It’s a funny acronym that may have cost you big bucks.
LIBOR, the London Interbank Offered Rate, is a global benchmark for interest rates. It’s tied to everything from mortgage rates and student loan rates to complex financial derivatives. And guess what? For a very long time it was rigged.
Now, multiple lawsuits are pending, and that could mean some money back for some investors, traders and consumers.
LIBOR is set each day by a group of bankers, based on estimates of rates at which banks would expect to borrow money from each other. It’s a system built on trust, not math. Regulators were tipped off back in 2007 that banks were fixing rates, and by the summer of 2012, an ugly scandal was revealed. An estimated $300 trillion in financial securities worldwide are based on LIBOR.
Philadelphia Inquirer writer and author Erin Arvedlund says more people should have been outraged because the scandal revealed that “even interest rates are being rigged by Wall Street.” Arvedlund’s new book, “Open Secret: The Global Banking Conspiracy that Swindled Investors out of Billions,” gives details of the scandal that involved banks lowballing rates or artificially inflating them to boost profits or appear more credit-worthy.
The investigation into LIBOR rate-rigging has led to several lawsuits here in the U.S. and many more abroad. They involve some of the biggest banks in the world as well as individual traders. More than $6 billion in fines has been levied as a result of the scandal already.
It may seem like just another tale of bankers behaving badly, says Arvedlund, but this scandal casts a wide net. Fannie Mae (FNMA) and Freddie Mac (FMCC) are suing on behalf of mortgage holders. Charles Schwab (SCHW) is suing on behalf of some of its investors. The U.S. Supreme Court has agreed to hear an appeal related to a bondholder who filed a class action lawsuit claiming she lost out on interest on bonds she owns. Citigroup (C), Credit Suisse (CS), Bank of America (BAC), JPMorgan Chase (JPM), HSBC (HSBC), Barclays (BCS), UBS (UBS), and Royal Bank of Scotland (RBS) are all named in that suit.

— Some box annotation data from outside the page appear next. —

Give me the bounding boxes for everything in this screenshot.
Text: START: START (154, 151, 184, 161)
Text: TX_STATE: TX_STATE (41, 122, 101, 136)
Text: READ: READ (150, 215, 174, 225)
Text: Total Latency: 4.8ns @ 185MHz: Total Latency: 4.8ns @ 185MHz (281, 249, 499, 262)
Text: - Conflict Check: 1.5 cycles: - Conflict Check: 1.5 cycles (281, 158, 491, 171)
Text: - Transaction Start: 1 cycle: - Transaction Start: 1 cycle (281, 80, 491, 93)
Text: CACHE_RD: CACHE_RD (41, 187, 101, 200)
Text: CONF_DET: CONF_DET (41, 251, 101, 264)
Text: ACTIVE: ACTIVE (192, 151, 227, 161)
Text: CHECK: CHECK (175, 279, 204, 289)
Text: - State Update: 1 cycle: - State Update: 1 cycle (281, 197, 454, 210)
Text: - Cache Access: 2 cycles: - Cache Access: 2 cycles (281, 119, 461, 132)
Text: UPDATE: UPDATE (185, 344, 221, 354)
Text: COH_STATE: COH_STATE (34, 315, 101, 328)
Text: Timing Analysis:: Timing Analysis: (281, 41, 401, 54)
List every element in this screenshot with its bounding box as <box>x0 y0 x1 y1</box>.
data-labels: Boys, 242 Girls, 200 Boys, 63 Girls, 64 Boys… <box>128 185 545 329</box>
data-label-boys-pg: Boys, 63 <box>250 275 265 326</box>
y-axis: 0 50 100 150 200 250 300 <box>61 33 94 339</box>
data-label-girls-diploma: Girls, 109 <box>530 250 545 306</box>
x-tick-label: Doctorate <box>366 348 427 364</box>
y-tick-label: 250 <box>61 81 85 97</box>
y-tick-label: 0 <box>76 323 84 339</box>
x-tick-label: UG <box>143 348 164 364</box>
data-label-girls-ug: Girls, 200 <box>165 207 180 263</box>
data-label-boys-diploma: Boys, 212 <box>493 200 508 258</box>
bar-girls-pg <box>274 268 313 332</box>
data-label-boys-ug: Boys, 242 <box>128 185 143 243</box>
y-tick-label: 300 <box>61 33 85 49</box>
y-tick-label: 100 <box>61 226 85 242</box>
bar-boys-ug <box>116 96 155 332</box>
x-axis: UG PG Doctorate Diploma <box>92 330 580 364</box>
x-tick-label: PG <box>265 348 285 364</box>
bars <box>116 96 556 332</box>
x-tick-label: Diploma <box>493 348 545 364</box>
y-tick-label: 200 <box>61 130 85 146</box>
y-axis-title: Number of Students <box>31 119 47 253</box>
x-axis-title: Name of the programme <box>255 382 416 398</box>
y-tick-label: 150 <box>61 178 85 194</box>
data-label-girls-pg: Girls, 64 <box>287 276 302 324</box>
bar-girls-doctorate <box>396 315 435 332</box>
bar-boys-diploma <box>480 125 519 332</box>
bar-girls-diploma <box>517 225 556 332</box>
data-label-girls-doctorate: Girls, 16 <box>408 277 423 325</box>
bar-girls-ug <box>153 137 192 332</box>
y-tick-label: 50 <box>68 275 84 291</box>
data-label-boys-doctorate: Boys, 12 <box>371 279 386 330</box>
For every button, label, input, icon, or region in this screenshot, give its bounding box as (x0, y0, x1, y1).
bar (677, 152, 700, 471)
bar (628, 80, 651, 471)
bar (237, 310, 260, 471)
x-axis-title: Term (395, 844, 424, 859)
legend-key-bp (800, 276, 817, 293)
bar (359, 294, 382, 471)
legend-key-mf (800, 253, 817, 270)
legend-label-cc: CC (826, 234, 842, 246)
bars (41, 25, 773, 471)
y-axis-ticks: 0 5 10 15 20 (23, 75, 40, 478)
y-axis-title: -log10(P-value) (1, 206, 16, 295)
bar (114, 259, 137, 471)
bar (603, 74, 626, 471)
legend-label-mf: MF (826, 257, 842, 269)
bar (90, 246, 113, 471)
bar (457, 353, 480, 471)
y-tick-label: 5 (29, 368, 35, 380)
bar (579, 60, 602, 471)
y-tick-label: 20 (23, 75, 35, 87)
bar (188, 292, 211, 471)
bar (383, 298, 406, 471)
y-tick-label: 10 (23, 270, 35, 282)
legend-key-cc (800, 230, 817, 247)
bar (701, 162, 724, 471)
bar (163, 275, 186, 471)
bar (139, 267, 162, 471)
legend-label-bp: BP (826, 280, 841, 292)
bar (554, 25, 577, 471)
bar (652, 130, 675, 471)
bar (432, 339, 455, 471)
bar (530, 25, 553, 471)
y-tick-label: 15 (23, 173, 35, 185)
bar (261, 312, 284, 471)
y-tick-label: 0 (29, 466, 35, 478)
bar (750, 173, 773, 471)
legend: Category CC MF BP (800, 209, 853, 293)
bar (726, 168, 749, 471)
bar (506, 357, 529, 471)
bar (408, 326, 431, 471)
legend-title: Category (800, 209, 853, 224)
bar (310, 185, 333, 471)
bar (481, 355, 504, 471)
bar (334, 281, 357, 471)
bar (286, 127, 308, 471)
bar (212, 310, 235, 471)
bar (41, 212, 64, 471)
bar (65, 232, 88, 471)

But while many of the suits are held up in courts around the globe, not much has changed since the scandal was revealed, Arvedlund points out. Despite the investigations and lawsuits, rates are still based on Libor. However, NYSE Euronext now oversees the rate. “It’s like we found out the Equator is in the wrong place, but we’re still going to use it,” says Arvedlund. She says it “remains to be seen” if the new administrator will be tougher.
The Federal Reserve is actively looking into an alternative benchmark to LIBOR.